23.2.11

Is it kosher





Kosher is not a style of cooking and there is no such thing as kosher-style food.

Traditional Jewish recipes can be non-kosher if not prepared in accordance with Jewish religious dietary laws. 
Kosher means fit and proper and stands for quality. It really means "fit for use" . 

The word Kosher has been borrowed by many languages, including English and is used in daily life as well as in movies, and gives a special condiment to English when it comes to describe something legitimate, "This don’t smell kosher". 

Not all Jews obey the dietary laws, or keep kosher. Most reform Jews consider the laws of kashrus to be an outdated ritual and ignore them completely. Others keep kosher at home, but not while dining out.  

Orthodox Jews fully obey the  laws of kashrus, believing that they are divine laws. Conservative Jews tend to keep kosher consistently as well, although their rules of kashrus are slightly less strict than those of Orthodox Jews.

Some are sure that eating meat and dairy together interferes with digestion, to which some will say completely the difference.

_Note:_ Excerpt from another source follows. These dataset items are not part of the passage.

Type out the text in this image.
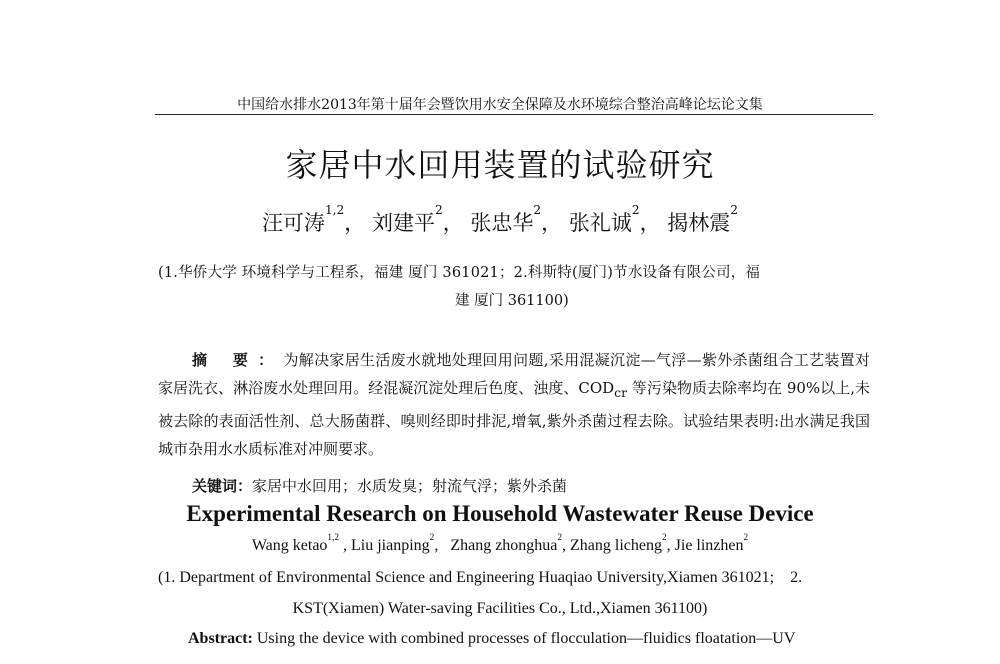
中国给水排水2013年第十届年会暨饮用水安全保障及水环境综合整治高峰论坛论文集
家居中水回用装置的试验研究
汪可涛$^{1,2}$， 刘建平$^2$， 张忠华$^2$， 张礼诚$^2$， 揭林震$^2$
(1.华侨大学 环境科学与工程系，福建 厦门 361021；2.科斯特(厦门)节水设备有限公司，福
建 厦门 361100)
摘 要：为解决家居生活废水就地处理回用问题,采用混凝沉淀—气浮—紫外杀菌组合工艺装置对家居洗衣、淋浴废水处理回用。经混凝沉淀处理后色度、浊度、$COD_{cr}$ 等污染物质去除率均在 90%以上,未被去除的表面活性剂、总大肠菌群、嗅则经即时排泥,增氧,紫外杀菌过程去除。试验结果表明:出水满足我国城市杂用水水质标准对冲厕要求。
关键词：家居中水回用；水质发臭；射流气浮；紫外杀菌
Experimental Research on Household Wastewater Reuse Device
Wang ketao$^{1,2}$ , Liu jianping$^2$,   Zhang zhonghua$^2$, Zhang licheng$^2$, Jie linzhen$^2$
(1. Department of Environmental Science and Engineering Huaqiao University,Xiamen 361021;    2.
KST(Xiamen) Water-saving Facilities Co., Ltd.,Xiamen 361100)
Abstract: Using the device with combined processes of flocculation—fluidics floatation—UV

Perhaps those regulations were good for ancient time due to environmental conditions, i.e. sanitary slaughter or lack of refrigeration .


Foods are kosher when it meet all that required from Jewish law that applies to food and drinks.  Characteristics may range from the presence of a mixture of meat and milk, to the use of produce from Israel that has not been tithed properly or even the use of cooking utensils which had previously been used for non-kosher food.

Why animals must be slaughtered in a certain manner, why meat and milk are not to be mixed, why shellfish is forbidden? 

There is nowhere to find the reasons to these questions. Orthodox Jews observe these laws because they were told to.